What You'll Learn

  • Chain 4 D flip-flops as a shift register.
  • Capture serial input bits into the leftmost flip-flop on each clock edge.
  • See parallel outputs reflect the 4 most-recent serial bits.
  • Apply 4-bit shift registers to GPIO expansion and SPI receive.
  • Calculate the latency for a serial bit to reach a specific position.

How It Works

A 4-bit shift register is four D flip-flops chained: each flip-flop's Q output feeds the next flip-flop's D input. On each clock edge, every bit shifts one position to the right (toward higher bit indices), with the leftmost flip-flop capturing a new serial input bit.

With 4 flip-flops, after 4 clock cycles the entire register has been loaded from the serial input — the first input bit is now in position 3, the most-recent bit is in position 0. This is the serial-in parallel-out (SIPO) configuration.

Applications: - Reassembling serial-bus data into 4-bit words. - Creating 4-cycle delay lines. - Driving 4-output displays from a 1-wire serial bus. - 4-bit pseudo-random generators (with feedback XOR).

The parallel outputs (Q3..Q0) are available continuously — readers see the current state of the register at any time. After 4 clocks of fresh serial input, the parallel output reflects the 4 most-recent input bits in order.

Try It Step-by-Step

Set the inputs in the embed above, then read what should happen and confirm.

  1. 1
    Serial = 1 Clock = rising 4 times
    Expected: Q = 1111
    What you'll see: Sustained 1 input filled the register to all 1s after 4 clocks.
  2. 2
    Serial = 0 Clock = rising 4 times
    Expected: Q = 0000
    What you'll see: Sustained 0 input cleared the register to all 0s after 4 clocks.
  3. 3
    Serial = 1, 0, 1, 0 Clock = rising 4 times
    Expected: Q = 0101 or 1010
    What you'll see: Watch the alternating pattern propagate. After 4 clocks, the register holds the last 4 bits in order.
  4. 4
    Serial = 1, 0, 0, 0 Clock = rising 4 times
    Expected: Q = 0001
    What you'll see: Single 1 input followed by 0s — the 1 walked across the register to position 3 and back out, leaving 0001.

Components Used

Real-World Applications

74xx165 / 74xx595 ICs.
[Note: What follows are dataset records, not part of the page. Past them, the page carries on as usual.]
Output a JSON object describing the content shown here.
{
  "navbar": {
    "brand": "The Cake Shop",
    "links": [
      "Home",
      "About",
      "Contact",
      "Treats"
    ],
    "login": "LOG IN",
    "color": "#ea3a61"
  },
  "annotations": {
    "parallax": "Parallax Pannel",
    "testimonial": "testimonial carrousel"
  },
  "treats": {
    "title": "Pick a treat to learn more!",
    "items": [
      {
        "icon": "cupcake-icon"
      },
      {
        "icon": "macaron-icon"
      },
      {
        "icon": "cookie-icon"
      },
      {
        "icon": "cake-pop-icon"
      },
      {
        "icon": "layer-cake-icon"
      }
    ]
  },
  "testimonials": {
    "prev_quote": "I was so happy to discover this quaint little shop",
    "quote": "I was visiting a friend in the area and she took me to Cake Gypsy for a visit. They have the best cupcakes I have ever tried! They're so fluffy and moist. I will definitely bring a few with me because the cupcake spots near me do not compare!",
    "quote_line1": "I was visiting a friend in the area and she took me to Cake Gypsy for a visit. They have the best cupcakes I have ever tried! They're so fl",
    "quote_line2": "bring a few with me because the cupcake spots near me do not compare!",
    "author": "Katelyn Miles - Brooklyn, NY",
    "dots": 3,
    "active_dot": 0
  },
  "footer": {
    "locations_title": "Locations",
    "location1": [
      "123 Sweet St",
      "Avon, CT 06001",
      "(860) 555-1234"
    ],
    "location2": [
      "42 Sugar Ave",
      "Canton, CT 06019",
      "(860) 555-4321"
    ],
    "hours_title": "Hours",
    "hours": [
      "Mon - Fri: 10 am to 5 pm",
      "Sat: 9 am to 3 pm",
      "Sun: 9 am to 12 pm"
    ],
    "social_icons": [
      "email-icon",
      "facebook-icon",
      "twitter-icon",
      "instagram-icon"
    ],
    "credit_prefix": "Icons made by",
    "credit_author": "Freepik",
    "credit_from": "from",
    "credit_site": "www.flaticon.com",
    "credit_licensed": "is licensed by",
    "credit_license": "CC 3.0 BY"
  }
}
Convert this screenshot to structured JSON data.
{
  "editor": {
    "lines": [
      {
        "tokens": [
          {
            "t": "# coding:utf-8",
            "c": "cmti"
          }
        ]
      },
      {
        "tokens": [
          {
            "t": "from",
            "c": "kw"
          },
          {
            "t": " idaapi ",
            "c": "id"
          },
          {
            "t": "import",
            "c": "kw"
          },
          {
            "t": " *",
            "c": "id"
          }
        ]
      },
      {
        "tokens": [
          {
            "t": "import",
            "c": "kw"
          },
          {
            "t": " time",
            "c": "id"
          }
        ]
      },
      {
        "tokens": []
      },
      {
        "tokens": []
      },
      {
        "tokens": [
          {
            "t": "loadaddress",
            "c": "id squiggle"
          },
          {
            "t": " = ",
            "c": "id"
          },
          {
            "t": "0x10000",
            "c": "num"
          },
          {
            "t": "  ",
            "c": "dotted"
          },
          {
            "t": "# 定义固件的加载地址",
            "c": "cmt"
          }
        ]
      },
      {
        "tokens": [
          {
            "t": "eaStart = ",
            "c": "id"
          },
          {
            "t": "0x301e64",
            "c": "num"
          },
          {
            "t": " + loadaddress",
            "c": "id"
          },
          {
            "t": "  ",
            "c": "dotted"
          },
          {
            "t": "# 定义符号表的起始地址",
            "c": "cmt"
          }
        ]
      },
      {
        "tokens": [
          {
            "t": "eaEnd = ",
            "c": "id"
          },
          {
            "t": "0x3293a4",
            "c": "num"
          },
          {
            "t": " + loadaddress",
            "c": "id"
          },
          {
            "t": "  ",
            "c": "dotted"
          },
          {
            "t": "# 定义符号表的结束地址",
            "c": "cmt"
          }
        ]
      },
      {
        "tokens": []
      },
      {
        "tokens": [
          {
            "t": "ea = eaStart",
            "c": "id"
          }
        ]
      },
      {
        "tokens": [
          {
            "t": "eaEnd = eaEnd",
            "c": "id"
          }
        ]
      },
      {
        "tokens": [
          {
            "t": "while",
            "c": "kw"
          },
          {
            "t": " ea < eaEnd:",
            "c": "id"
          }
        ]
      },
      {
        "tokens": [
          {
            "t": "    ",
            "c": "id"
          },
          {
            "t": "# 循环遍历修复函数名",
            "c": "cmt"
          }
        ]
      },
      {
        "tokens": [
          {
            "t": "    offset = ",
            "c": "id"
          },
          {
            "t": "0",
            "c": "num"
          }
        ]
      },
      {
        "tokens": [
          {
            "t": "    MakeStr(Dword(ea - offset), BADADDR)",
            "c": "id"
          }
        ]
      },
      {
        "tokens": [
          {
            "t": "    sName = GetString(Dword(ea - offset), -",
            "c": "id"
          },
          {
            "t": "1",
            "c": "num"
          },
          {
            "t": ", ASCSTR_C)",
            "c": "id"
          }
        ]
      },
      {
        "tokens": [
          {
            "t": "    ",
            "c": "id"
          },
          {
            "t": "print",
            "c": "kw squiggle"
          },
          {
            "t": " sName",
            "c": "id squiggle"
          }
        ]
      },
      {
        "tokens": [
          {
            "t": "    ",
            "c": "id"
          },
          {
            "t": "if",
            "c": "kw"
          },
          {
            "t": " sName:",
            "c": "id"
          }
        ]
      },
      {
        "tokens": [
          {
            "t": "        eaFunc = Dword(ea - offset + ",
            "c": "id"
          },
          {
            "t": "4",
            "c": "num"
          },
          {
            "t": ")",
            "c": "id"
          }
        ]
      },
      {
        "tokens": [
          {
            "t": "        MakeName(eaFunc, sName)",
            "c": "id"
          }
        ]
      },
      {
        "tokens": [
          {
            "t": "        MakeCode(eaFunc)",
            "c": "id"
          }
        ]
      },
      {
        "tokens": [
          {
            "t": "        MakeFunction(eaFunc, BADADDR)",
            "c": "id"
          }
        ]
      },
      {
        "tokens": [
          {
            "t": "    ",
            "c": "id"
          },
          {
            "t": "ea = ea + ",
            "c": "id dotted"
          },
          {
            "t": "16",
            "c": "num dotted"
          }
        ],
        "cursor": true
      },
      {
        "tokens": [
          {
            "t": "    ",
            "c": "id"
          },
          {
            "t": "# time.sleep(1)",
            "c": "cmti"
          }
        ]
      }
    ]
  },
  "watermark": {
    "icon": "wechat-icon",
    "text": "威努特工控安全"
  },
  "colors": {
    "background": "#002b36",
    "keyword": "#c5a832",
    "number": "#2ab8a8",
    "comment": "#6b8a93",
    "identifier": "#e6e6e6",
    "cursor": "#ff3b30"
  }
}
These classic shift register chips expand microcontroller GPIO with 8 output bits via a 3-wire serial interface. The 4-bit version is the conceptual ancestor.

SPI bus receivers. SPI moves data one bit per clock; the receiver's shift register reassembles bytes into 8-bit registers.

LED matrix scanners. Multi-row LED displays use shift registers to load each row's pixel pattern serially before strobing the row.

RFID tag readers. Low-frequency RFID protocols transmit bits serially; readers use shift registers to capture the tag's ID bits.

Test pattern generators. ATE injects test patterns through shift registers to drive specific bit patterns at the device under test.

Frequently Asked Questions

Why right-shift instead of left-shift?
Convention. Some designs shift left (toward higher indices), others right. The behaviour is the same — bits propagate by one position per clock; only the labelling differs.
How long until a bit at the input reaches Q3?
Four clock cycles. Each clock shifts the bit one position. For an N-bit shift register, latency is N cycles.
What if my serial data is faster than the clock?
You'll lose bits — the shift register samples only on its clock edge. Match the clock rate to the data rate, typically using a clock recovered from the data stream itself.
Can I add a parallel-load mode?
Yes — replace each flip-flop's D input with a 2-to-1 MUX that picks between the shift-input (previous bit's Q) and a parallel-load input. A LOAD/SHIFT control signal selects the mode. This gives PISO or universal shift register capability.
How do shift registers relate to FIFOs?
A FIFO is a data buffer with separate read/write pointers. A shift register is a fixed delay line. You can implement a FIFO using shift registers, but real FIFOs are more efficient using RAM with pointer logic.